Sunday, January 17, 2010

The Best Buttermilk Pancakes

Last night Kevin and I had the opportunity to attend the retirement party of a good friend.  Well, as one would expect, we had a few cocktails.  Nothing is better the morning after a night out than a hearty breakfast to soak up the night's indulgences! 

I ran across this pancake recipe a few years ago and it has been my fall back ever since.  Once you try these you will never stray.  This recipe caught my eye because of the buttermilk and the sour cream.  I hope you enjoy these as much as we do.  This is always a staple when we have overnight guests at the cabin.

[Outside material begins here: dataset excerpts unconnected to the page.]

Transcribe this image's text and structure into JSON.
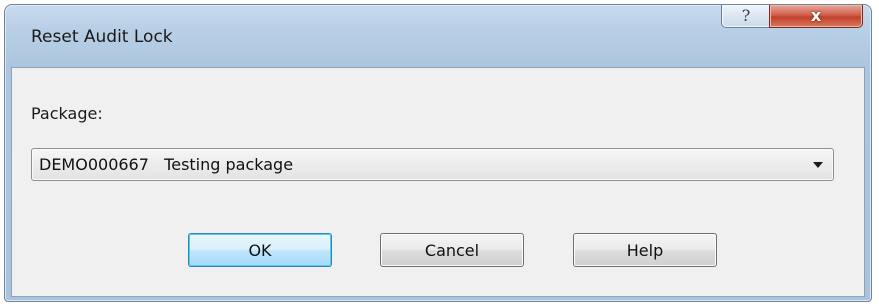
{
  "window": {
    "title": "Reset Audit Lock",
    "help_glyph": "?",
    "close_glyph": "x"
  },
  "form": {
    "package_label": "Package:",
    "package_selected": "DEMO000667   Testing package"
  },
  "buttons": {
    "ok": "OK",
    "cancel": "Cancel",
    "help": "Help"
  },
  "icons": {
    "dropdown": "chevron-down-icon",
    "help": "help-icon",
    "close": "close-icon"
  },
  "colors": {
    "titlebar": "#b9cfe6",
    "close_button": "#c9503a",
    "default_button_border": "#3c7fb1",
    "client_background": "#f0f0f0"
  }
}
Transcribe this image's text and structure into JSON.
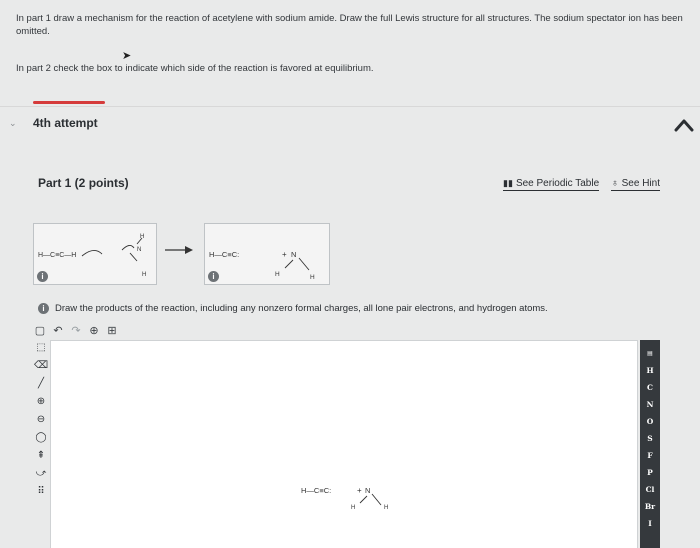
{
  "intro": {
    "part1": "In part 1 draw a mechanism for the reaction of acetylene with sodium amide. Draw the full Lewis structure for all structures. The sodium spectator ion has been omitted.",
    "part2": "In part 2 check the box to indicate which side of the reaction is favored at equilibrium."
  },
  "attempt": {
    "label": "4th attempt"
  },
  "part": {
    "title": "Part 1  (2 points)",
    "periodic_link": "See Periodic Table",
    "hint_link": "See Hint"
  },
  "reaction": {
    "reactant_text": "H—C≡C—H",
    "product_text": "H—C≡C:",
    "plus": "+",
    "amine_N": "N",
    "H": "H"
  },
  "instruction": "Draw the products of the reaction, including any nonzero formal charges, all lone pair electrons, and hydrogen atoms.",
  "canvas_structure": {
    "text": "H—C≡C:",
    "plus": "+",
    "N": "N",
    "H": "H"
  },
  "periodic_elements": [
    "H",
    "C",
    "N",
    "O",
    "S",
    "F",
    "P",
    "Cl",
    "Br",
    "I"
  ],
  "icons": {
    "cursor": "pointer-icon",
    "collapse": "chevron-up-icon",
    "expand": "chevron-down-icon"
  }
}
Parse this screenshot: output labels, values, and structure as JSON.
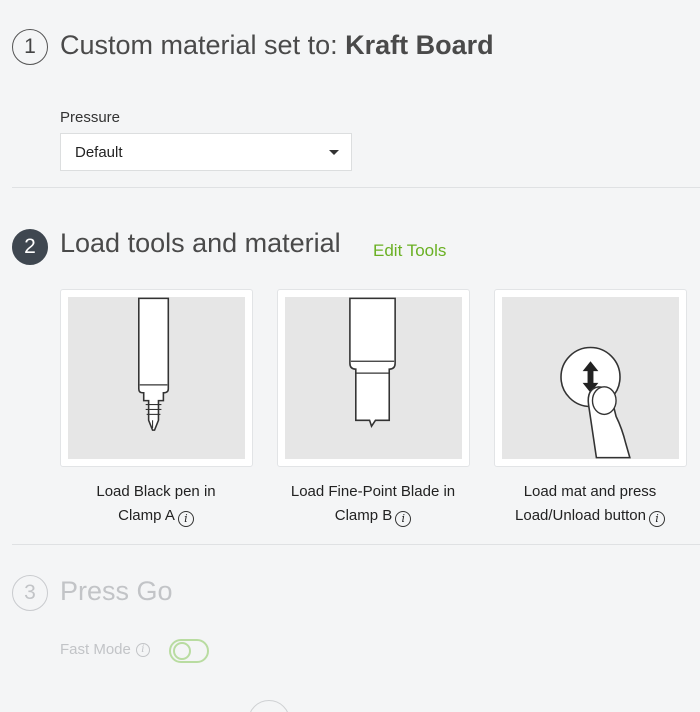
{
  "step1": {
    "number": "1",
    "title_prefix": "Custom material set to: ",
    "title_material": "Kraft Board",
    "pressure_label": "Pressure",
    "pressure_value": "Default"
  },
  "step2": {
    "number": "2",
    "title": "Load tools and material",
    "edit_tools_label": "Edit Tools",
    "cards": [
      {
        "caption_line1": "Load Black pen in",
        "caption_line2": "Clamp A"
      },
      {
        "caption_line1": "Load Fine-Point Blade in",
        "caption_line2": "Clamp B"
      },
      {
        "caption_line1": "Load mat and press",
        "caption_line2": "Load/Unload button"
      }
    ],
    "info_glyph": "i"
  },
  "step3": {
    "number": "3",
    "title": "Press Go",
    "fast_mode_label": "Fast Mode",
    "fast_mode_on": false
  },
  "colors": {
    "accent_green": "#6ab023",
    "step_filled": "#3f4750",
    "disabled_text": "#c2c4c7"
  }
}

If you do not have buttermilk on hand, simply add one tablespoon of lemon juice to every cup of milk used.  Also, I typically use about 3 tablespoons of sugar when I prepare these pancakes.

2 cups all-purpose flour

1 teaspoon baking soda
2 teaspoons baking powder
1 teaspoon salt
2-4 tablespoons sugar (or adjust to suit taste)
2 large eggs
1-3/4 cup buttermilk
1/2 cup sour cream
6 tablespoons melted butter
1 teaspoon vanilla or maple extract


1. In a large bowl combine the flour with the next 4 dry ingredients.

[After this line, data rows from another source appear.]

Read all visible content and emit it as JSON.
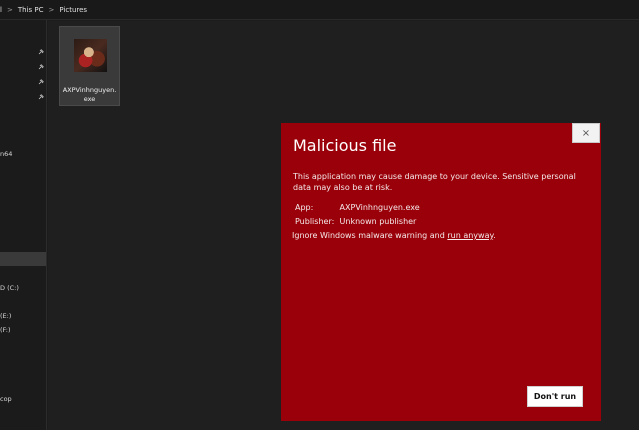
{
  "breadcrumb": {
    "root": "l",
    "this_pc": "This PC",
    "pictures": "Pictures",
    "sep": ">"
  },
  "sidebar": {
    "items": [
      {
        "label": "n64"
      },
      {
        "label": "D (C:)"
      },
      {
        "label": "(E:)"
      },
      {
        "label": "(F:)"
      },
      {
        "label": "cop"
      }
    ]
  },
  "file": {
    "name": "AXPVinhnguyen.exe",
    "name_line1": "AXPVinhnguyen.",
    "name_line2": "exe"
  },
  "dialog": {
    "close_glyph": "×",
    "title": "Malicious file",
    "message": "This application may cause damage to your device. Sensitive personal data may also be at risk.",
    "app_label": "App:",
    "app_value": "AXPVinhnguyen.exe",
    "publisher_label": "Publisher:",
    "publisher_value": "Unknown publisher",
    "ignore_text": "Ignore Windows malware warning and ",
    "ignore_link": "run anyway",
    "ignore_end": ".",
    "dont_run_label": "Don't run",
    "background_color": "#9a0009"
  }
}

2.  In another bowl whisk eggs with buttermilk, sour cream, melted butter and vanilla; add to the flour mixture and whisk until just combined (batter will be thick

3.  Allow to stand at room temperature for about 5-8 minutes.

4.  Before frying whisk/mix again, then drop about 1/3-cup onto a medium-hot greased skillet; cook until lightly browned on the bottom, then turn and cook until browned.